To make India a technology oriented educational hub and see the literacy rate 100% pan India, Professor Sugata Mitra from New Castle University embrace cloud facility for the students to learn the technology know how and interact with the experts in different domains from world over.
Spearheading the movement to eradicate illiteracy and make Indians learned, professor Mitra invented a whole new way of learning while launching India’s first school in the cloud facility. The Government Girls School in Kalkaji has been fortunate enough to have this facility started recently. The school is a stone’s throw from where professor Mitra first tested the idea of unsupervised learning using computers by carving a ‘hole in the wall’ that separated his office from the adjoining slum.

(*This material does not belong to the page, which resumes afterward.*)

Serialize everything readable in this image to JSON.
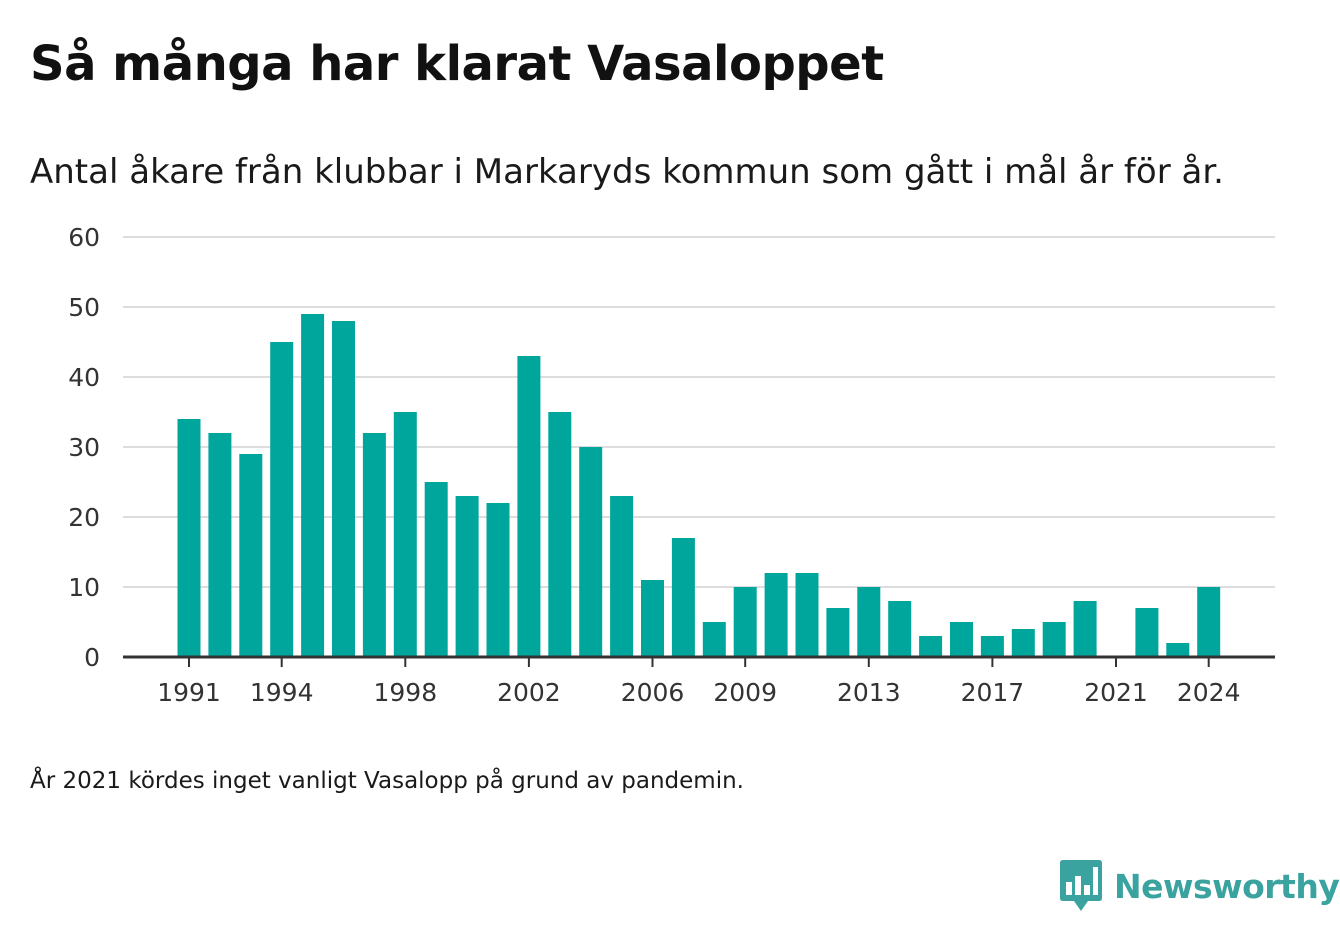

Now, it is to become India’s first link into the school in the cloud, a learning lab where children can explore and learn from each other by tapping into online resources. TED Prize winner professor Mitra was Chief Scientist at NIIT when he set up the first ‘hole in the wall’ 15 years ago. The freely accessible computer was an instant hit with groups of Indian street children, who learn to use the computer and internet by themselves.
His experiments in more remote locations helped to define a new way of learning minimally invasive education as well as inspiring the film Slumdog Millionaire. This idea has gathered pace evolving into dozens of self organized learning environments (SOLEs) where children search for answers to big questions. It has also inspired Self Organised Mediation Environments (SOMEs)- better known as the Granny cloud where children interact with Online Grannies to engage in a wide range of informal activities.

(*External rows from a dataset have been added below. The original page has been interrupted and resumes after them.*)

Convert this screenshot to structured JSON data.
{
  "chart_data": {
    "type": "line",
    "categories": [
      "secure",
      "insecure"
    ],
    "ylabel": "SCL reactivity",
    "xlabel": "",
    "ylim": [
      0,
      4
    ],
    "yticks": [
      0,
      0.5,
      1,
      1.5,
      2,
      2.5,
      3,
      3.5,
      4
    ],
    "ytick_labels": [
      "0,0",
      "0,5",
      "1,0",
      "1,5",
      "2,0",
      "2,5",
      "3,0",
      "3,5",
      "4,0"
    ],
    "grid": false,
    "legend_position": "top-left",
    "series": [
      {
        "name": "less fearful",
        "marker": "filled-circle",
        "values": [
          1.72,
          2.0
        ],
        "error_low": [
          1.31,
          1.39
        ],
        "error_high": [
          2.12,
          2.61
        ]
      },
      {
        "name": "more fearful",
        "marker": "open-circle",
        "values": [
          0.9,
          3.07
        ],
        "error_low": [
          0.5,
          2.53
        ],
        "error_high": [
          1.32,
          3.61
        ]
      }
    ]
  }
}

Explaining his idea for the school in the cloud professor Mitra shares it would bring together all of the research to date, liking the SOLEs and the Granny cloud to create something that was a bit different from both of these components. “We already know that reading comprehension is likely to improve in the children taking part in these activities but we do not know what else might happen in the process,” he explains. “What we do know is that order emerges out of this creative chaos.”
Professor Mitra informs that In India, they will be looking at two things – whether the children can learn to read and also search the Internet accurately by themselves. If they can do this, then it’s the end of schooling as we know it.
“The Kalkaji facility, which is being officially opened on 4 February 2014, is the first of five new SOLES to open in India and has been described as ‘undoubtedly a doorway to 21st century learning skills which should be introduced in all school in the near future’, says staff at the school.
There has been a small-scale experimental SOLE operating on this site for the past few years, set up thanks to a donation from London-based entrepreneur Richard Alberg, who heard Prof Mitra speak at the Stone Club in 2011 and was inspired to help fund his research.
Spanning from the hub near Calcutta to the remotest site five hours away in West Bengal, what all the new SOLE locations share is a lack of educational opportunities for the children living there, coupled with a drive and determination from those communities to turn that around.
The primary aim is to improve children’s reading comprehension and search skills and develop their confidence. “Working in small groups, children can competently search for answers to ‘big questions’, drawing rational, logical conclusions,” explains Dr Suneeta Kulkarni, research director for the School in the Cloud project. This is far ahead of what is expected of them in their school curriculum and a kind of learning activated by questions, not answers.
“It’s wonderful to be at this point where so many people believe in this project and we finally have the capacity and resources to take it forward on a larger scale,” she adds.
The new SOLEs which are already set up in India are Gocharan, West Bengal, Korakati, West Bengal, Chandrakona, West Bengal, Kalkaji, New Delhi and Phaltan, Maharashtra. Professor Mitra is encouraging schools, teachers and parents to create their own local Self Organized Learning Environments (SOLEs) by downloading a SOLE toolkit for use in their homes and classrooms.